THERE’S A NEW TREND IN JEAN SIZING that has women running, not walking, away from the stores. I believe the fashion concept started with a brand that shall remain respectfully unnamed, but it if you re-arrange the letters, it spells EVIL.
A number of clothing companies recently started offering jeans based on body type. Now, we girls know how different our shapes are from each other, so this concept sounds promising. Before you buy body-type jeans, you can take a Curve Quiz or get measured by a teenage girl who almost seems to care. The names of the styles, such as Ultra Curvy, are sweet and innocent. The photographs on store websites show flattering, slimming fits on smiling young models. But the mirror in the dressing room reveals that the true nature of these denim confines is to humiliate the average woman.
I imagine a group of stylish New York City elite sitting around a board room table at a major advertising company. They are wearing power suits, not waist-pinching jeans, and snickering while they poo-poo potential lost revenue for the company due to negative customer reaction to body-conforming jeans. Tears of laughter roll down their faces as they hold their stomachs and shout out sugar-coated names for torturous jean styles – Hint of Hips! Vivacious Hourglass! Kinda Tiny!
We all know the real true names for the three women’s body shapes: Apples, Pears, and Bananas. For centuries, these three fruits have bravely represented our mother’s shapes and their mothers before them. A little honesty in the jean names could quell confusion and offer a sense of relief: who would try to squish an Apple into a pair of Bananas?
If the fruit comparison is too blunt, then the jean companies could at least get more accurate and re-name Ultra Curvy to Big Butt. They also could develop a much-needed style called Reduced Muffin Top, and dub the tiny straight-legged demons You Need To Eat Some Pasta, Kid. Then we would all be saved the angst of trying on yet another pair of jeans that we can’t button or pull up past our knees. A sign should also be placed on all ultra low-rise and skinny jeans racks that reads, Danger: Do Not Wear These If You Are Over Age 40, including an arrow pointing This Way to Long Frumpy Skirts.
Men are lucky. They don’t have to deal with the ever-changing availability of frequently ill-fitting jeans. They can always pull on a pair of reliable Levis 501 Blues, around since – no fooling – the year 1890. I can’t imagine men being sucked into buying styles named to reflect their body shapes: Prosperous Midriff (Beer Belly), Spacious Finale (Saggy Behind), or Manly Low-Rise (Plumber Butt).

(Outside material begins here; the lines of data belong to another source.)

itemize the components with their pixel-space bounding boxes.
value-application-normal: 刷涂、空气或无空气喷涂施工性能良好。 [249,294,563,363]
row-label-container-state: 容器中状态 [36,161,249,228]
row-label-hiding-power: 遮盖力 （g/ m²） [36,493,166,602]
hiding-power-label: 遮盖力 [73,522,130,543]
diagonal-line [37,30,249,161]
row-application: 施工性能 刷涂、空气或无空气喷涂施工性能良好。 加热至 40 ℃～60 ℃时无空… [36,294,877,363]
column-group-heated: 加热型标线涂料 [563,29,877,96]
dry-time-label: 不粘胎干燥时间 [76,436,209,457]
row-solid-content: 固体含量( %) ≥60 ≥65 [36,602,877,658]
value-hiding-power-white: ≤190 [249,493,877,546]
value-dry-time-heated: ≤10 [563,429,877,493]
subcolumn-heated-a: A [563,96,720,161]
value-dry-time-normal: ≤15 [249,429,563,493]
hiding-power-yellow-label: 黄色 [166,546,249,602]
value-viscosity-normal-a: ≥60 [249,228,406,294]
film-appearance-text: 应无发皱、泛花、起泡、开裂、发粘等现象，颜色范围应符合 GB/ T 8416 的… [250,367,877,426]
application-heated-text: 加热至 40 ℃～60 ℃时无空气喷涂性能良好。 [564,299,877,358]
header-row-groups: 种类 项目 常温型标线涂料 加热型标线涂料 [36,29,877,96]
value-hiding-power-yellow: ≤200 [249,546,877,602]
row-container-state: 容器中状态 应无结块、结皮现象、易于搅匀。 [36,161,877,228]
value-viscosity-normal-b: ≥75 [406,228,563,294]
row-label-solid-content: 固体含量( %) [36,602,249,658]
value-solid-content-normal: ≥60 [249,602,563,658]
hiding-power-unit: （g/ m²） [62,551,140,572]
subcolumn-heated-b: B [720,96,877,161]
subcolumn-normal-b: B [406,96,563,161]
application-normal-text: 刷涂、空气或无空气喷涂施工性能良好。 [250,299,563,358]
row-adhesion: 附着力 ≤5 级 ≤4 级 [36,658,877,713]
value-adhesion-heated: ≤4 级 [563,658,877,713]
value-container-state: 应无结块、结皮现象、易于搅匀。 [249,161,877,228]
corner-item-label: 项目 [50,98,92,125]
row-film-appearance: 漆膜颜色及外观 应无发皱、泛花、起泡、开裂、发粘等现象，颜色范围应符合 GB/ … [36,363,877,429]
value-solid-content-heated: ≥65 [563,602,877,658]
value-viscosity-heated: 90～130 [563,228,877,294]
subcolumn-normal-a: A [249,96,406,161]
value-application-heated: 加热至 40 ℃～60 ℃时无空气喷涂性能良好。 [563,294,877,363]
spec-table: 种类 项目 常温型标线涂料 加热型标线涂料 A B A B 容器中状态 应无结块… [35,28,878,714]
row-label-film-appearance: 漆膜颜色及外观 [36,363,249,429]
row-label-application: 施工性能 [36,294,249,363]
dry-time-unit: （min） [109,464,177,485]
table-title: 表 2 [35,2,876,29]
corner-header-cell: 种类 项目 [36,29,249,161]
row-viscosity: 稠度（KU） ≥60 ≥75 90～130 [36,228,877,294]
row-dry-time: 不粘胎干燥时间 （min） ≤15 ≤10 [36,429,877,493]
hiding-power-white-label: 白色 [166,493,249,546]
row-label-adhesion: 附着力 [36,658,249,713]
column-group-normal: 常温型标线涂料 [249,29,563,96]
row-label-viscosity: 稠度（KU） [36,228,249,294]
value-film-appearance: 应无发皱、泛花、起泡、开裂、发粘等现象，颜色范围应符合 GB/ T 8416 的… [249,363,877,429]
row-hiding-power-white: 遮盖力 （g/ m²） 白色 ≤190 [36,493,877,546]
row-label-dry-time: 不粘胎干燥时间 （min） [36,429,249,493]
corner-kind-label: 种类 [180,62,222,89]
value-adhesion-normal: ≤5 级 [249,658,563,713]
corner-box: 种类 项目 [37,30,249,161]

I don’t want to get sucked in either. But I wore the only good pair of jeans I own on a blackberry picking excursion earlier this summer, and now they look like I took a tumble with a stressed-out porcupine. So it’s off to the mall, preferably with a girlfriend so we can go out for a martini afterwards to soothe our dressing room anxiety.
And as long as I can avoid elastic-waist jeans (Midlife Comfort) for one more year, we’ll call it a success.